A Constituição Federal de 1988, em seu artigo 2º reza que “são poderes da União, independentes e harmônicos entre si, o Legislativo, o Executivo e o Judiciário”, significando que “a investidura e a permanência das pessoas num dos órgãos do governo não dependem da confiança nem da vontade dos outros; que, no exercício das atribuições que lhes sejam próprias, não precisam os titulares consultar os outros nem necessitam de sua autorização; que na organização dos respectivos serviços, cada um é livre, observadas apenas as disposições constitucionais e legais. A harmonia entre os poderes verifica-se primeiramente pelas normas de cortesia no trato recíproco e no respeito às prerrogativas e faculdades a que mutuamente todos têm direito” (SILVA, 2002: 110).
Canotilho e Moreira (apud MORAES, 2003: 370) explicam que “um sistema de governo composto por uma pluralidade de órgãos requer necessariamente que o relacionamento entre os vários centros do poder seja pautado por normas de lealdade constitucional. A lealdade institucional compreende duas vertentes, uma positiva e outra negativa. A primeira consiste em que os diversos órgãos do poder devem cooperar na medida necessária para realizar os objetivos constitucionais e para permitir o funcionamento do sistema com o mínimo de atritos possíveis. A segunda determina que os titulares dos órgãos do poder devem respeitar-se mutuamente e renunciar a prática de guerrilha institucional, de abuso de poder, de retaliação gratuita ou de desconsideração grosseira. Na verdade, nenhuma cooperação constitucional será possível, sem uma deontologia política, fundada no respeito das pessoas das pessoas e das instituições e num puro do sentido da responsabilidade de Estado”.
Na Lei de Execuções Penais (LEP) são encontrados vários dispositivos que demonstram a presença da independência e harmonia dos poderes preconizada pela Constituição Federal.
A cooperação dos poderes e a execução penal
O fim da execução penal de acordo com o artigo 1 da LEP é “a correta efetivação dos mandamentos existentes nas sentenças ou outras decisões destinados a reprimir e a prevenir os delitos, e a oferta de meios pelos quais os apenados e os submetidos às medidas de segurança venham a ter participação construtiva na comunhão social” (item 14 da Exposição de Motivos da LEP).

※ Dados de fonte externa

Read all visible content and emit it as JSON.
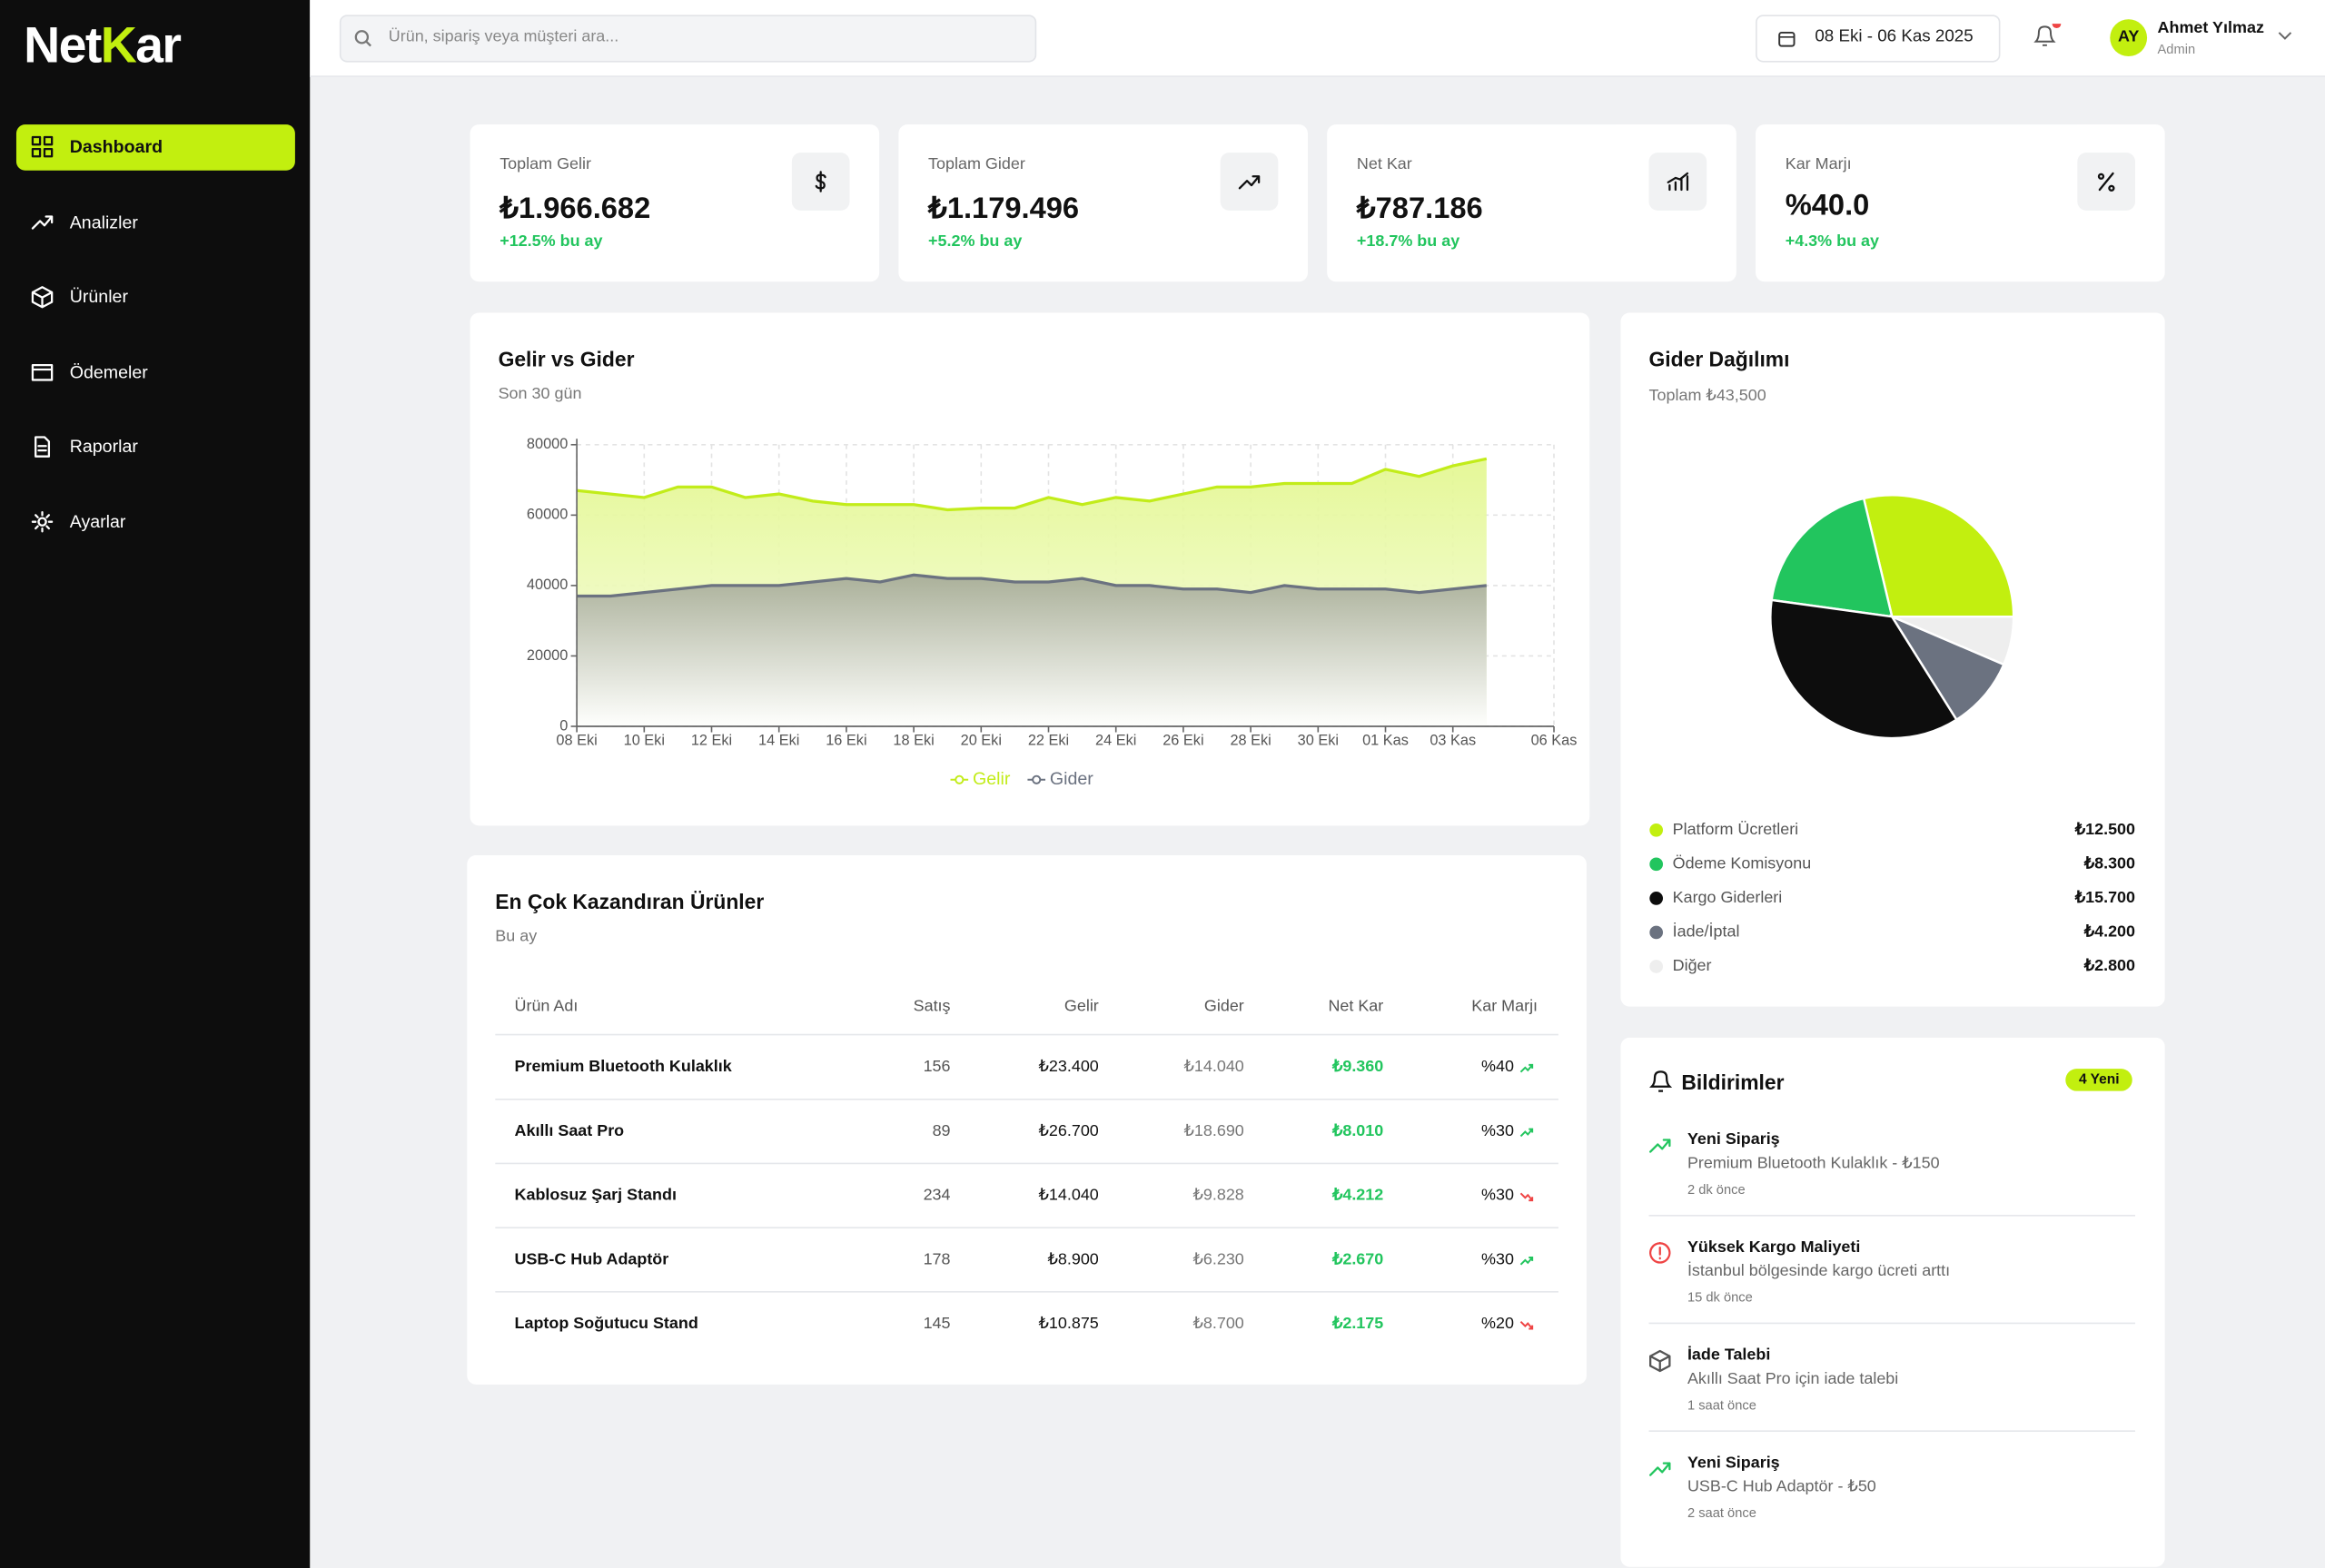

E para que estes objetivos sejam efetivados são previstos na LEP vários direitos relacionados aos condenados, como também, órgãos responsáveis pela execução da pena e sua fiscalização, o que determina a natureza jurídica da execução penal.
Apesar de divergências doutrinárias a respeito [4] Grinover (apud MARCAO 2004: 2) leciona que “na verdade, não se nega que a execução penal é atividade complexa, que se desenvolve, entrosadamente, nos planos jurisdicional e administrativo. Nem se desconhece que dessa atividade participam dois Poderes estaduais: o Judiciário e o Executivo, por intermédio, respectivamente, dos órgãos jurisdicionais e dos estabelecimentos penais”. Não se nega que a doutrina ao entender a natureza complexa da execução penal, vislumbra como participantes da mesma somente dois Poderes contidos na “separação de poderes” de Montesquieu: o executivo e o judiciário, que seriam os responsáveis pela aplicação da LEP e, conseqüentemente, na garantia dos direitos reservados aos condenados e internos. Mas, no Título III da LEP que trata “Dos órgãos da Execução Penal” é visto que a participação da pena não se restringe a esses dois poderes citados na natureza jurídica da execução penal. Reza o artigo 61 da LEP que “são órgãos da execução penal: I-o Conselho Nacional de Política Criminal e Penitenciária; II-o Juízo da Execução; III-o Ministério Público; IV-o Conselho Penitenciário; V-os Departamentos Penitenciários; VI-o Patronato; VII-o Conselho da Comunidade”.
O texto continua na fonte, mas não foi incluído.